The history of California plants and landscapes is a study in the availability of water. Long ago it was discovered that almost all trees, shrubs, groundcovers, perennials and vines would thrive in our Mediterranean climate if sufficient water were available.
Mild winters and dry summers are the norm here in Northern California, and the evolution of plant usage has seen much diversity with the introduction of plant material that requires more water than is naturally available.
Our previous blog (November 5, 2019) discusses native plants that are able to survive on only winter rainfall. But over the years, thirstier plants and trees have been introduced to where they are now dominating today’s ornamental gardens and landscapes. Where did they come from?
The Franciscan missionaries experimented in the South with seeds from abroad, and the seeds that grew into plants and survived in our climate were planted in the gardens of the missions. From there they began to spread to homes and farms in early California days.

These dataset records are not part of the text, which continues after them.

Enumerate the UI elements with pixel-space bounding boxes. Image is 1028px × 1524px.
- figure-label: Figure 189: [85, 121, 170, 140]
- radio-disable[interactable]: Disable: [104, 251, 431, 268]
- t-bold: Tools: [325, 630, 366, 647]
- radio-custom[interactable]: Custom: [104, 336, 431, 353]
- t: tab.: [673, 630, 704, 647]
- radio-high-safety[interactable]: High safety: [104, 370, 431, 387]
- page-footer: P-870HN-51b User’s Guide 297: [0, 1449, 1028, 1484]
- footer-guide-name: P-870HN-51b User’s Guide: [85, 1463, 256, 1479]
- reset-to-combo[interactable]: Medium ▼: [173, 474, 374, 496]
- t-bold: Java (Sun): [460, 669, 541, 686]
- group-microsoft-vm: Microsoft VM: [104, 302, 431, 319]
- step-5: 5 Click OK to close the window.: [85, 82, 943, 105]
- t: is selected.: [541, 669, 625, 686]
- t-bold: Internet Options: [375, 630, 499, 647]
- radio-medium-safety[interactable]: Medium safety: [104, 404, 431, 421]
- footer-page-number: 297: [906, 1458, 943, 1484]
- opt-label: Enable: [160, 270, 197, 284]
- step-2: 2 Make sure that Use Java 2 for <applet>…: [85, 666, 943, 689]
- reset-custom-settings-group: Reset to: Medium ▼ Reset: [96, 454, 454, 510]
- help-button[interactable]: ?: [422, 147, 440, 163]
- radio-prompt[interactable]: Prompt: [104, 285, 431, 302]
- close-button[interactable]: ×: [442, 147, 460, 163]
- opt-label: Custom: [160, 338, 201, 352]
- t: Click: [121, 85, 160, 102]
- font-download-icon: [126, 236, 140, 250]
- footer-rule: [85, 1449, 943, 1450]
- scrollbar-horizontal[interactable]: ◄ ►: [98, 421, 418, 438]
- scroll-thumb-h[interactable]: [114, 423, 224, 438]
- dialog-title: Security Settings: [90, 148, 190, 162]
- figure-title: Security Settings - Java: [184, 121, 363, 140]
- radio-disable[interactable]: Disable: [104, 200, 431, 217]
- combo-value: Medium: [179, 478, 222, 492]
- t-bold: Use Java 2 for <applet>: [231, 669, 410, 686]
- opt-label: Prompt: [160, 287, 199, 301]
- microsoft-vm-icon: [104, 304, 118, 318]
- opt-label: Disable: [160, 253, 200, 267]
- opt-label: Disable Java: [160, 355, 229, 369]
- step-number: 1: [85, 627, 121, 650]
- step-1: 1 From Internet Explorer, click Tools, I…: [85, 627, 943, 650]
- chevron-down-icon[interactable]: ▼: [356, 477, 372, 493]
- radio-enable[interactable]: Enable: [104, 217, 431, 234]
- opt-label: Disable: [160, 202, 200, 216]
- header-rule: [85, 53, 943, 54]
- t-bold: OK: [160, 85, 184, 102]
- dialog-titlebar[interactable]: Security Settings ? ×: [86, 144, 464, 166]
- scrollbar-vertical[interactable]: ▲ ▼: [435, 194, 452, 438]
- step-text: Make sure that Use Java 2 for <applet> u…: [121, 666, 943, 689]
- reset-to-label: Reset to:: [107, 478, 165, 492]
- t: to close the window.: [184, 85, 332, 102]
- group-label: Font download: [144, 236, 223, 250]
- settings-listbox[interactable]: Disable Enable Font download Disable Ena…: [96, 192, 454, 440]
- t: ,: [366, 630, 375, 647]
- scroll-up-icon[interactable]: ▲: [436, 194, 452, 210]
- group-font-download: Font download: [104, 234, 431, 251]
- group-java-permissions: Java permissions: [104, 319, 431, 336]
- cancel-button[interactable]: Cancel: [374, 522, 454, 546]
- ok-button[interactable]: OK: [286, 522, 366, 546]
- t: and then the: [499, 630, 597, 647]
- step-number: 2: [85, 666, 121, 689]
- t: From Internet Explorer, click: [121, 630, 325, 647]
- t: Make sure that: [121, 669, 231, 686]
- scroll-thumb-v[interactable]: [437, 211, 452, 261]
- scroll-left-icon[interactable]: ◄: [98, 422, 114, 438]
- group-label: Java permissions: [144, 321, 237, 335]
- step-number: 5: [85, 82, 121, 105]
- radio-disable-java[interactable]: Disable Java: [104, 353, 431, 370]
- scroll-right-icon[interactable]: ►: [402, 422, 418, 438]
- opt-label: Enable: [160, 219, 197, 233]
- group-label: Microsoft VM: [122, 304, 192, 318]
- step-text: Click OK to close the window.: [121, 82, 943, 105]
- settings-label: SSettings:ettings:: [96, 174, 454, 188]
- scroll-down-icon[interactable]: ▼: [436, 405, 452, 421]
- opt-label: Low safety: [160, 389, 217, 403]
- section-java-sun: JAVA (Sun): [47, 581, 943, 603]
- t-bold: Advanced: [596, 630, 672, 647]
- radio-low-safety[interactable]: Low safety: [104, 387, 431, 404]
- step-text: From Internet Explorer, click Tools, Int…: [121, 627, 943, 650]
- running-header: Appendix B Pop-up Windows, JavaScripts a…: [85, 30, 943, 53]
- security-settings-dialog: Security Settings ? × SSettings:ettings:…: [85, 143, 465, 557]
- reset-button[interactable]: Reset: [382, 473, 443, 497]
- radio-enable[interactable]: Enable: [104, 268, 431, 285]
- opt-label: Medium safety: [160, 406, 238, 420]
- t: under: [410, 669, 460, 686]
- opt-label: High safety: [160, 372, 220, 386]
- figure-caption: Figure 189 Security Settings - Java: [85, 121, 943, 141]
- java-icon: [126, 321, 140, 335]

Water from streams was the impetus for thirstier eastern lawns and plants. With the advent of early irrigation systems, and of the drip irrigation systems in the late twentieth century, these lush East Coast lawns and plantings began spreading to gardens throughout California.
As available water supplies increased with the State Water Project, the Central Valley Project, and The Colorado River Project, irrigation became widely available. Farming thrived as the production of fruits and vegetables grew astronomically. Thirsty exotic plant material appeared in nurseries as the demand for these lush ornamentals grew, as did the nursery business. Drought-tolerant plants became less available and landscape architects, recognizing this new trend, began designing gardens with more lush plants that needed more water. So the history of California plants and landscapes has been evolving.
Now just because irrigation technology evolved so that water could be supplied to plant material, supplementing natural rainfall does not obviate the necessity that water be available. In the drought years of 1976-1977, and the drought years of the early 2000’s, water was so scarce that we had mandatory rationing. Homeowners were prohibited from watering their lawns, showering was limited, and water use in general was severely restricted and monitored. Hundreds of thousands of people in the Bay Area lost their lawns and most of their gardens, at a cost of millions of gardens.
We have seen growing trend in recent years of replacing thirsty gardens with more water conserving landscapes. Whereas large sweeping lawns dominated the front yards of almost all neighborhoods, they have been gradually replaced with plantings, both drought-tolerant and non-natives. After all, the plant that requires more than any other – by far- is grass.
Details Landscape Art has been designing and installing gardens throughout Sonoma, Marin and Napa Counties for almost thirty years, and we have seen the variation of water availability during that period. And even though rainfalls in recent years have somewhat mitigated the water shortfall crisis, we are still always conscious of the fickleness of nature and the randomness of rainfall from year to year. We are prepared to carry the history of California plants and landscapes into the future.